(Un bref hommage au Chef Pierre)
La bouteille, sur une table, dans une cave où règne l’ombre, ouverte sans violence.
Le verre large, haut, sa transparence.
L’homme vient, barème à la main, dévore l’étiquette, mémorise l’assemblage : Pinot, Merlot, Cabernet. Hum, il fait un hum discret, cherche dans sa mémoire l’historique, en appelle à l’appellation, au Chapitre dont on l’a fait Grand Maître, toque violine et tastevin en sautoir. Car la couleur ne lui dit rien qui vaille.
Il est le peintre de la réalité de ce vin, c’est son rôle. Il sait qu’on l’attend au tournant. La Revue des Œnophiles espère une critique élégante, élogieuse, éloquente, élastique, elliptique (mais pas trop).
Dans le verre tourne le jus de vignes vénérables, élaboré par des œnologues considérés. Le peintre de la réalité du vin sait tout cela, et même plus, mais décidément, la couleur ne lui dit rien qui vaille.
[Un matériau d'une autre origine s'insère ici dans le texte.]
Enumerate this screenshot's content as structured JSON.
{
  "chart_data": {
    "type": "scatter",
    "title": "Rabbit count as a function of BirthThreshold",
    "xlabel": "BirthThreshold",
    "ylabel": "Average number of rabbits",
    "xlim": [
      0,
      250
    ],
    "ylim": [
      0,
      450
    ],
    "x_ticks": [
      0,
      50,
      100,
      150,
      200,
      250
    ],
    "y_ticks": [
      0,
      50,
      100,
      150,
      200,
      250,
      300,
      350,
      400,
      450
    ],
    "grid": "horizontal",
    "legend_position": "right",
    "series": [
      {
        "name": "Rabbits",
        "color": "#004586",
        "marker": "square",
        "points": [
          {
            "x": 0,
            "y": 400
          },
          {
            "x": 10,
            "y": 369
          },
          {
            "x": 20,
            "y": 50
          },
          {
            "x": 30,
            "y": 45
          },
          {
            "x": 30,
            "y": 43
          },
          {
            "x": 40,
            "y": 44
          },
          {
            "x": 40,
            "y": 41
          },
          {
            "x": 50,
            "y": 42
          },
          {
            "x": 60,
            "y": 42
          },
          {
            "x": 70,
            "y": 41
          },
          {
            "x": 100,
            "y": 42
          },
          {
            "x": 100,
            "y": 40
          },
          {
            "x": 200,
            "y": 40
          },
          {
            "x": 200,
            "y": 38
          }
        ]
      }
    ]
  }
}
Puis il faut goûter.
Goûter un vin, la dernière case à remplir sur le barème, quoique subsistera aussi la persistance, la rémanence des arômes, une fois le vin glouglouté en bouche, puis relâché proprement dans le crachoir. C’est en toute fin d’analyse, une quasi formalité, à ce stade, tout est joué, ou presque. On n’attend plus que la note, suivie du qualificatif de synthèse, l’estocade qui rapporte les deux oreilles ou les huées. Il veut oublier cette couleur étrange, il tourne le dos au flacon, repose le verre sur la table, ferme les yeux…
C’est alors que Pierre T. qui passe là, comme il passe partout, avise ce verre à l’abandon, renifle un moment, l’odeur le fait reculer de deux pas ; où sont les arômes de fruit rouge, de figue dorée, de cuir, de pain grillé promis par le vigneron ? ; Pierre T. goûte à peine, recrache, épouvanté, l’infâme canon standardisé, parkérisé, sur la terre battue de la réalité.